Autre exemple : celui d’un père Noël qui court sur les Champs Élysées. L’avenue parisienne est parfaite, avec des personnes réalistes qui marchent, mais le père Noël ne ressemble à rien. Son visage est caché, il a deux barbes et son bonnet n’a aucune physique. Dans d’autres vidéos, nous avons tenté de générer un chat super-héros et un aigle au-dessus d’un canyon. À chaque fois, la manière de se déplacer ne semble pas naturelle.
Dans certains cas, Sora produit des résultats impressionnants. Nos vidéos d’un homme sur son téléphone dans le métro et d’un koala qui mange une feuille sont dignes de la réalité. Sora est doué avec les tâches simples, où il y a peu d’action.

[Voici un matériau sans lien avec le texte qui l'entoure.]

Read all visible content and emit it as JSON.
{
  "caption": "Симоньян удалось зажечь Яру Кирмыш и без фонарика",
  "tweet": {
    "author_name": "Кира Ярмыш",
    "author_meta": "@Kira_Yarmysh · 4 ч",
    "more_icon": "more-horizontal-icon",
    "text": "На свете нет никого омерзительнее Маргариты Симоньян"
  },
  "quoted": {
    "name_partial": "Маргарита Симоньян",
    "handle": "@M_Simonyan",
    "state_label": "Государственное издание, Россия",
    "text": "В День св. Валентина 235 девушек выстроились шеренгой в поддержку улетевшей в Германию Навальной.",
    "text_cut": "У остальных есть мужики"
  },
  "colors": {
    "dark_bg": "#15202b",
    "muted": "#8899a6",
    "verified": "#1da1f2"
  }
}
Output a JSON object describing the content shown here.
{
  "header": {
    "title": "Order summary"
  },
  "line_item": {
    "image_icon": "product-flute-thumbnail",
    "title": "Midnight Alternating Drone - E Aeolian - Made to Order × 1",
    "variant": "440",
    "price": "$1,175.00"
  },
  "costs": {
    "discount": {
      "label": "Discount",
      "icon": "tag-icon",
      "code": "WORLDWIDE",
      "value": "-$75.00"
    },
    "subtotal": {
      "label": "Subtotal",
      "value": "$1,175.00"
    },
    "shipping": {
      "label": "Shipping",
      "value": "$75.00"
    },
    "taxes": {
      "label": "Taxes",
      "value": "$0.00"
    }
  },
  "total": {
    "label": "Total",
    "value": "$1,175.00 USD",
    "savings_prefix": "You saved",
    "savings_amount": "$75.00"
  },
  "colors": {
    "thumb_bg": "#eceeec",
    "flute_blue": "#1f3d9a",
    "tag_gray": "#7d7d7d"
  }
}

En revanche, pour créer une infographie en 2D d’un camion de livraison (nous imaginions l’introduction d’un reportage sur un centre de distribution Amazon), Sora fait n’importe quoi. Il génère du texte aléatoirement et mélange les images.
Sa connaissance de la géographie est aussi imparfaite. À Nice, Sora remplace les galets par du sable. Il confond aussi un homme et une femme, malgré une demande claire.
Dans une autre vidéo, toujours à Nice, il invente un aéroport qui n’est pas celui de la ville, tout en ne montrant pas le bon bateau. Les visages des humains sont bons, mais notre personnage principal n’a que quatre doigts.
Enfin, Sora est parfois capricieux au niveau du droit d’auteur. Nous comprenons parfaitement qu’il refuse d’animer une photo de la phryge, par peur d’enfreindre la loi, mais nous avons découvert qu’il refusait le terme « panda », sans que l’on sache pourquoi. Le prompt est converti en une « histoire » par l’outil, mais la vidéo finale refuse d’apparaître.
Contrairement à ChatGPT, qui avait immédiatement su provoquer un effet waouh, Sora est très imparfait. Il est probable que ce type d’outil devienne suffisamment performant pour générer des images ultra-réalistes à l’avenir, mais OpenAI a encore des progrès à réaliser.
En l’état, la V1 de Sora est surtout un super jouet pour les amateurs de nouvelles technologies, avec parfois de très bonnes surprises, mais pas un produit capable d’illustrer des projets professionnels. Pour ça, il faudra sans doute attendre plusieurs années.